Obesity does not increase complications in PCNL, and the efficacy of the technique is similar to normal weight patients with appropriate expertise. Total operative time and radiation exposure increase along with BMI, putting patients at risk.

摘要

目的

从疗效和安全性方面评估肥胖对经皮肾镜取石术(PCNL)结果的影响,并评估其他方面,如透视时间、辐射暴露、总手术时间、血红蛋白丢失、住院时间以及辅助手术的需求。

材料与方法

我们前瞻性评估了2011年至2012年在我院进行的所有PCNL手术。一系列围手术期和术后细节记录在我们的数据库中。采用世界卫生组织的体重指数(BMI)分类将患者分为4组:正常体重,≤25kg/m²;超重,25 - 29.9kg/m²;肥胖,30 - 39.9kg/m²;以及病态肥胖,≥40kg/m²。
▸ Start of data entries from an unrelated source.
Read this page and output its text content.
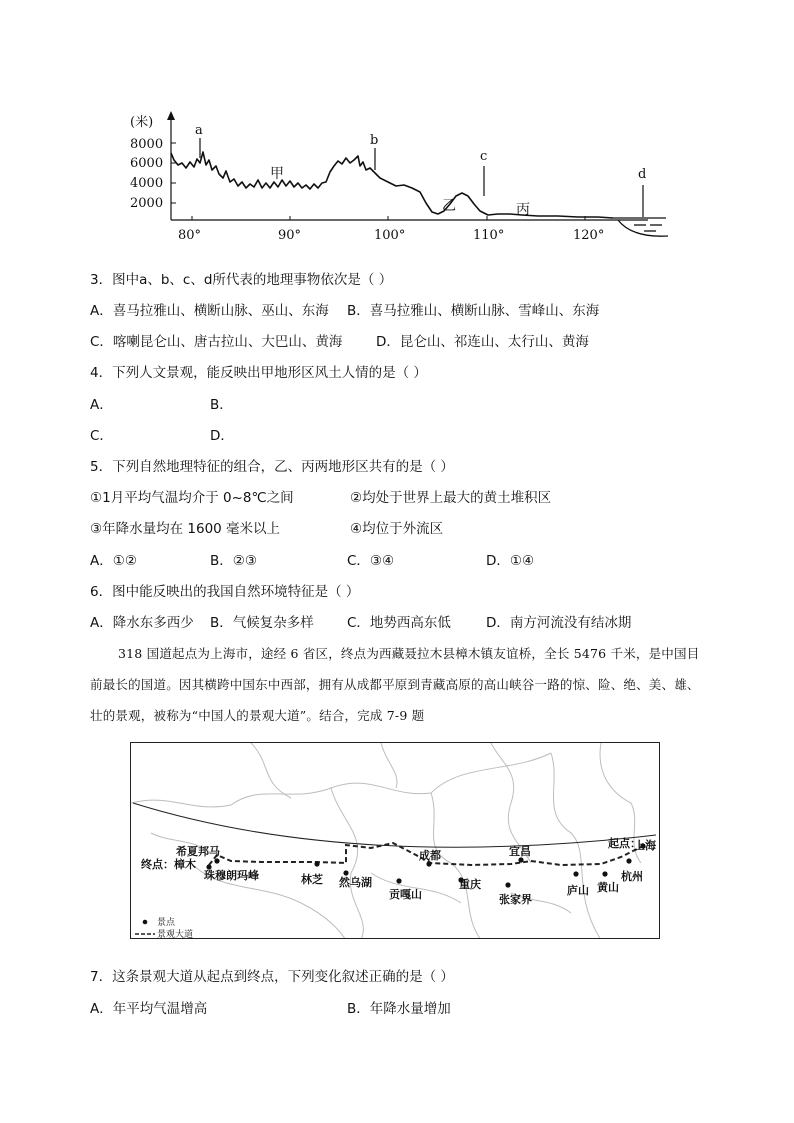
(米)
8000
6000
4000
2000
80°	90°	100°	110°	120°
a
b
c
d
甲
乙	丙
3．图中a、b、c、d所代表的地理事物依次是（ ）
A．喜马拉雅山、横断山脉、巫山、东海 B．喜马拉雅山、横断山脉、雪峰山、东海
C．喀喇昆仑山、唐古拉山、大巴山、黄海 D．昆仑山、祁连山、太行山、黄海
4．下列人文景观，能反映出甲地形区风土人情的是（ ）
A．	B．
C．	D．
5．下列自然地理特征的组合，乙、丙两地形区共有的是（ ）
①1月平均气温均介于 0~8℃之间	②均处于世界上最大的黄土堆积区
③年降水量均在 1600 毫米以上	④均位于外流区
A．①②	B．②③	C．③④	D．①④
6．图中能反映出的我国自然环境特征是（ ）
A．降水东多西少 B．气候复杂多样 C．地势西高东低	D．南方河流没有结冰期
318 国道起点为上海市，途经 6 省区，终点为西藏聂拉木县樟木镇友谊桥，全长 5476 千米，是中国目前最长的国道。因其横跨中国东中西部，拥有从成都平原到青藏高原的高山峡谷一路的惊、险、绝、美、雄、壮的景观，被称为“中国人的景观大道”。结合，完成 7-9 题
起点：
上海
杭州
黄山
庐山
宜昌
张家界
重庆
成都
贡嘎山
然乌湖
林芝
希夏邦马
终点：樟木
珠穆朗玛峰
景点
景观大道
7．这条景观大道从起点到终点，下列变化叙述正确的是（ ）
A．年平均气温增高	B．年降水量增加
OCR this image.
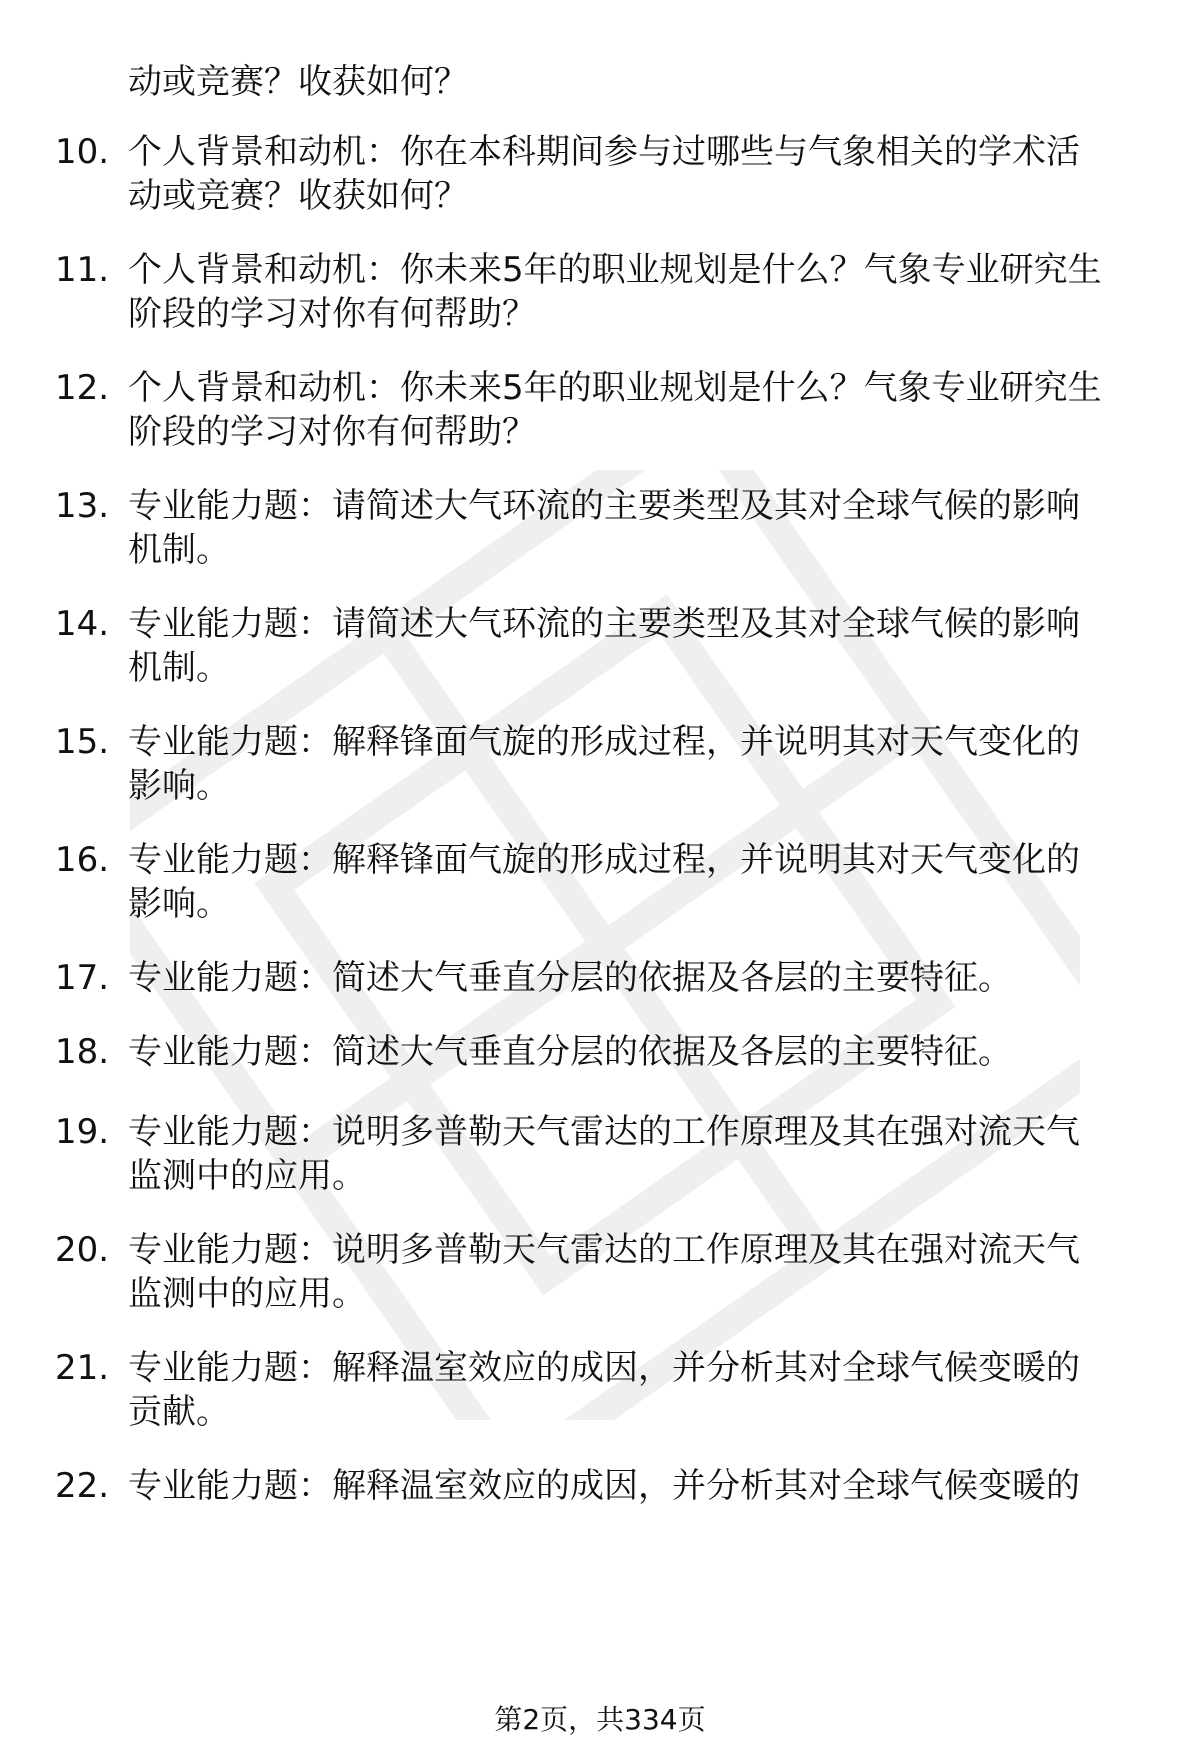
动或竞赛？收获如何？
10. 个人背景和动机：你在本科期间参与过哪些与气象相关的学术活
动或竞赛？收获如何？
11. 个人背景和动机：你未来5年的职业规划是什么？气象专业研究生
阶段的学习对你有何帮助？
12. 个人背景和动机：你未来5年的职业规划是什么？气象专业研究生
阶段的学习对你有何帮助？
13. 专业能力题：请简述大气环流的主要类型及其对全球气候的影响
机制。
14. 专业能力题：请简述大气环流的主要类型及其对全球气候的影响
机制。
15. 专业能力题：解释锋面气旋的形成过程，并说明其对天气变化的
影响。
16. 专业能力题：解释锋面气旋的形成过程，并说明其对天气变化的
影响。
17. 专业能力题：简述大气垂直分层的依据及各层的主要特征。
18. 专业能力题：简述大气垂直分层的依据及各层的主要特征。
19. 专业能力题：说明多普勒天气雷达的工作原理及其在强对流天气
监测中的应用。
20. 专业能力题：说明多普勒天气雷达的工作原理及其在强对流天气
监测中的应用。
21. 专业能力题：解释温室效应的成因，并分析其对全球气候变暖的
贡献。
22. 专业能力题：解释温室效应的成因，并分析其对全球气候变暖的
第2页，共334页
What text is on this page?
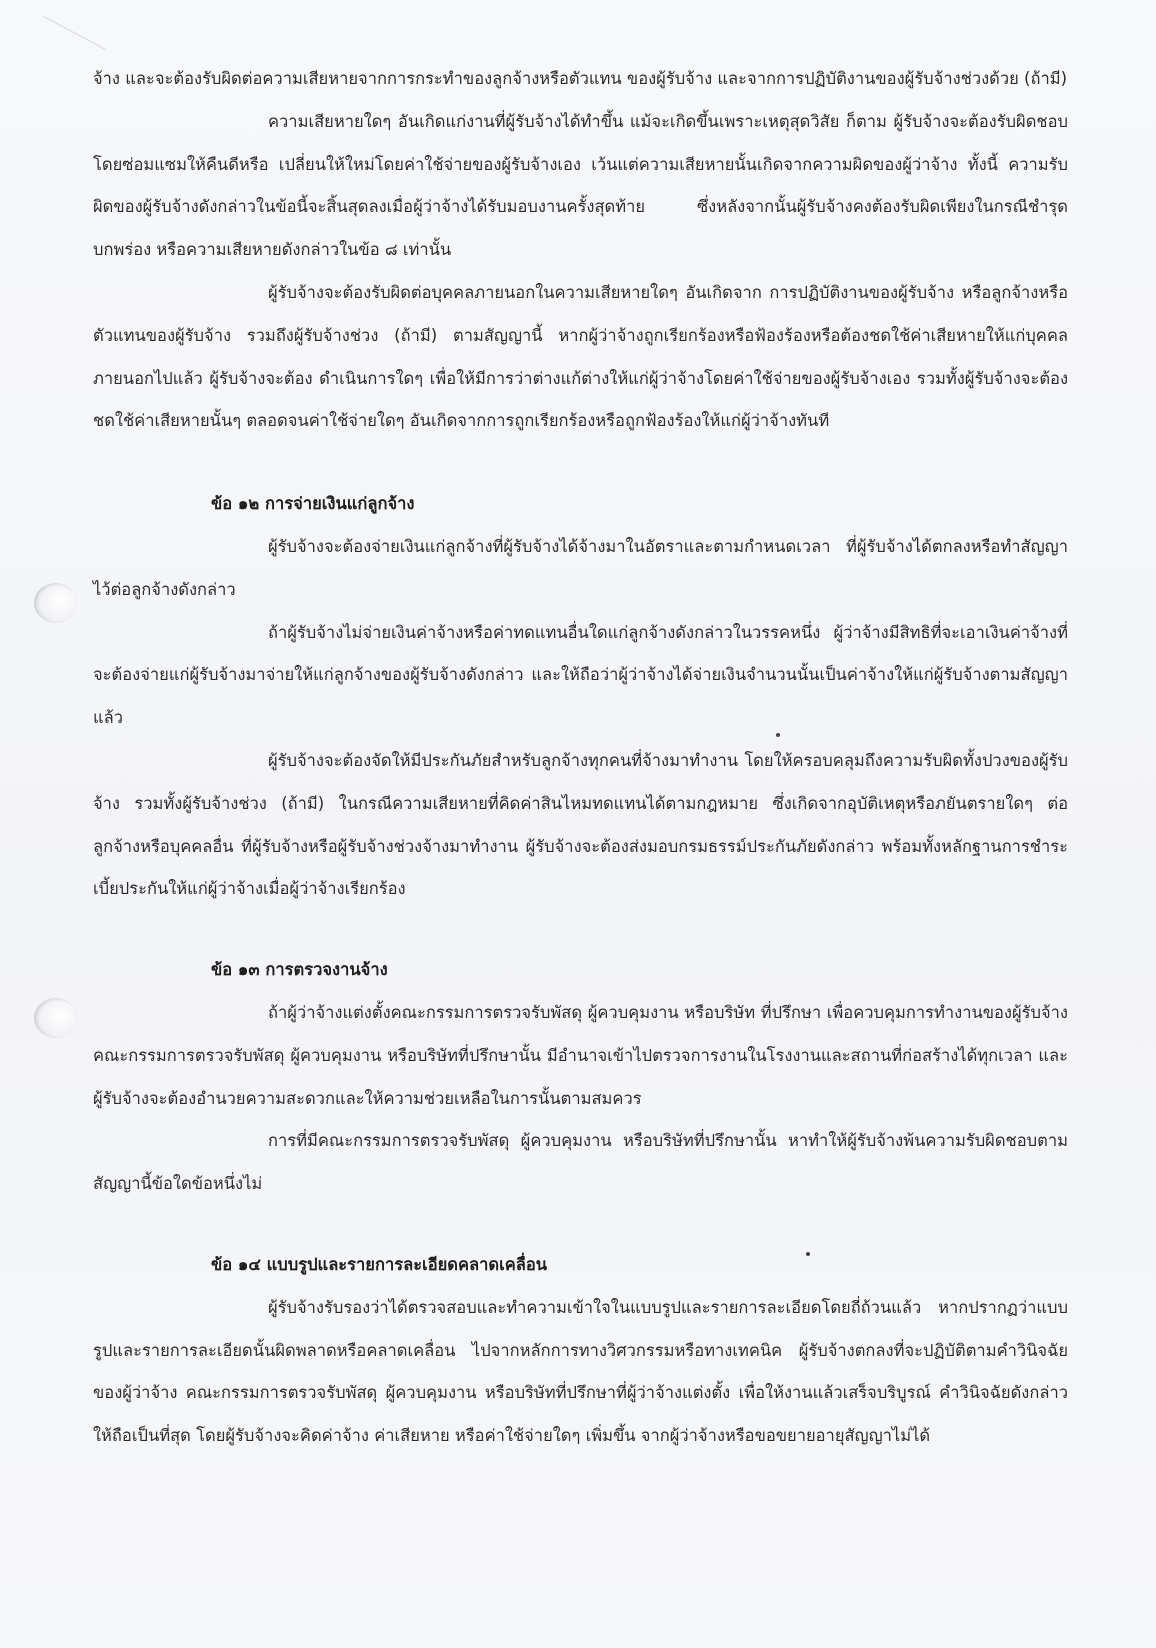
จ้าง และจะต้องรับผิดต่อความเสียหายจากการกระทำของลูกจ้างหรือตัวแทน ของผู้รับจ้าง และจากการปฏิบัติงานของผู้รับจ้างช่วงด้วย (ถ้ามี)

ความเสียหายใดๆ อันเกิดแก่งานที่ผู้รับจ้างได้ทำขึ้น แม้จะเกิดขึ้นเพราะเหตุสุดวิสัย ก็ตาม ผู้รับจ้างจะต้องรับผิดชอบโดยซ่อมแซมให้คืนดีหรือ เปลี่ยนให้ใหม่โดยค่าใช้จ่ายของผู้รับจ้างเอง เว้นแต่ความเสียหายนั้นเกิดจากความผิดของผู้ว่าจ้าง ทั้งนี้ ความรับผิดของผู้รับจ้างดังกล่าวในข้อนี้จะสิ้นสุดลงเมื่อผู้ว่าจ้างได้รับมอบงานครั้งสุดท้าย ซึ่งหลังจากนั้นผู้รับจ้างคงต้องรับผิดเพียงในกรณีชำรุดบกพร่อง หรือความเสียหายดังกล่าวในข้อ ๘ เท่านั้น

ผู้รับจ้างจะต้องรับผิดต่อบุคคลภายนอกในความเสียหายใดๆ อันเกิดจาก การปฏิบัติงานของผู้รับจ้าง หรือลูกจ้างหรือตัวแทนของผู้รับจ้าง รวมถึงผู้รับจ้างช่วง (ถ้ามี) ตามสัญญานี้ หากผู้ว่าจ้างถูกเรียกร้องหรือฟ้องร้องหรือต้องชดใช้ค่าเสียหายให้แก่บุคคลภายนอกไปแล้ว ผู้รับจ้างจะต้อง ดำเนินการใดๆ เพื่อให้มีการว่าต่างแก้ต่างให้แก่ผู้ว่าจ้างโดยค่าใช้จ่ายของผู้รับจ้างเอง รวมทั้งผู้รับจ้างจะต้องชดใช้ค่าเสียหายนั้นๆ ตลอดจนค่าใช้จ่ายใดๆ อันเกิดจากการถูกเรียกร้องหรือถูกฟ้องร้องให้แก่ผู้ว่าจ้างทันที

ข้อ ๑๒ การจ่ายเงินแก่ลูกจ้าง

ผู้รับจ้างจะต้องจ่ายเงินแก่ลูกจ้างที่ผู้รับจ้างได้จ้างมาในอัตราและตามกำหนดเวลา ที่ผู้รับจ้างได้ตกลงหรือทำสัญญาไว้ต่อลูกจ้างดังกล่าว

ถ้าผู้รับจ้างไม่จ่ายเงินค่าจ้างหรือค่าทดแทนอื่นใดแก่ลูกจ้างดังกล่าวในวรรคหนึ่ง ผู้ว่าจ้างมีสิทธิที่จะเอาเงินค่าจ้างที่จะต้องจ่ายแก่ผู้รับจ้างมาจ่ายให้แก่ลูกจ้างของผู้รับจ้างดังกล่าว และให้ถือว่าผู้ว่าจ้างได้จ่ายเงินจำนวนนั้นเป็นค่าจ้างให้แก่ผู้รับจ้างตามสัญญาแล้ว

ผู้รับจ้างจะต้องจัดให้มีประกันภัยสำหรับลูกจ้างทุกคนที่จ้างมาทำงาน โดยให้ครอบคลุมถึงความรับผิดทั้งปวงของผู้รับจ้าง รวมทั้งผู้รับจ้างช่วง (ถ้ามี) ในกรณีความเสียหายที่คิดค่าสินไหมทดแทนได้ตามกฎหมาย ซึ่งเกิดจากอุบัติเหตุหรือภยันตรายใดๆ ต่อลูกจ้างหรือบุคคลอื่น ที่ผู้รับจ้างหรือผู้รับจ้างช่วงจ้างมาทำงาน ผู้รับจ้างจะต้องส่งมอบกรมธรรม์ประกันภัยดังกล่าว พร้อมทั้งหลักฐานการชำระเบี้ยประกันให้แก่ผู้ว่าจ้างเมื่อผู้ว่าจ้างเรียกร้อง

ข้อ ๑๓ การตรวจงานจ้าง

ถ้าผู้ว่าจ้างแต่งตั้งคณะกรรมการตรวจรับพัสดุ ผู้ควบคุมงาน หรือบริษัท ที่ปรึกษา เพื่อควบคุมการทำงานของผู้รับจ้าง คณะกรรมการตรวจรับพัสดุ ผู้ควบคุมงาน หรือบริษัทที่ปรึกษานั้น มีอำนาจเข้าไปตรวจการงานในโรงงานและสถานที่ก่อสร้างได้ทุกเวลา และผู้รับจ้างจะต้องอำนวยความสะดวกและให้ความช่วยเหลือในการนั้นตามสมควร

การที่มีคณะกรรมการตรวจรับพัสดุ ผู้ควบคุมงาน หรือบริษัทที่ปรึกษานั้น หาทำให้ผู้รับจ้างพ้นความรับผิดชอบตามสัญญานี้ข้อใดข้อหนึ่งไม่

ข้อ ๑๔ แบบรูปและรายการละเอียดคลาดเคลื่อน

ผู้รับจ้างรับรองว่าได้ตรวจสอบและทำความเข้าใจในแบบรูปและรายการละเอียดโดยถี่ถ้วนแล้ว หากปรากฏว่าแบบรูปและรายการละเอียดนั้นผิดพลาดหรือคลาดเคลื่อน ไปจากหลักการทางวิศวกรรมหรือทางเทคนิค ผู้รับจ้างตกลงที่จะปฏิบัติตามคำวินิจฉัยของผู้ว่าจ้าง คณะกรรมการตรวจรับพัสดุ ผู้ควบคุมงาน หรือบริษัทที่ปรึกษาที่ผู้ว่าจ้างแต่งตั้ง เพื่อให้งานแล้วเสร็จบริบูรณ์ คำวินิจฉัยดังกล่าวให้ถือเป็นที่สุด โดยผู้รับจ้างจะคิดค่าจ้าง ค่าเสียหาย หรือค่าใช้จ่ายใดๆ เพิ่มขึ้น จากผู้ว่าจ้างหรือขอขยายอายุสัญญาไม่ได้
采用改良Clavien分类报告并发症。使用卡方检验和多因素逻辑回归检验对组间结果进行比较。

结果

2011年1月至2012年12月共进行了255例手术。总体结石清除率为76.3%,使用改良Clavien分级系统的并发症发生率为31.4%。4组之间在并发症发生率和结石清除率方面未发现统计学差异。总手术时间和辐射剂量随BMI增加而增加。在透视时间、穿刺失败、住院时间或辅助手术需求方面未发现差异。

结论

肥胖不会增加PCNL的并发症,并且该技术的疗效与具有适当专业知识的正常体重患者相似。总手术时间和辐射暴露随BMI增加,使患者处于风险之中。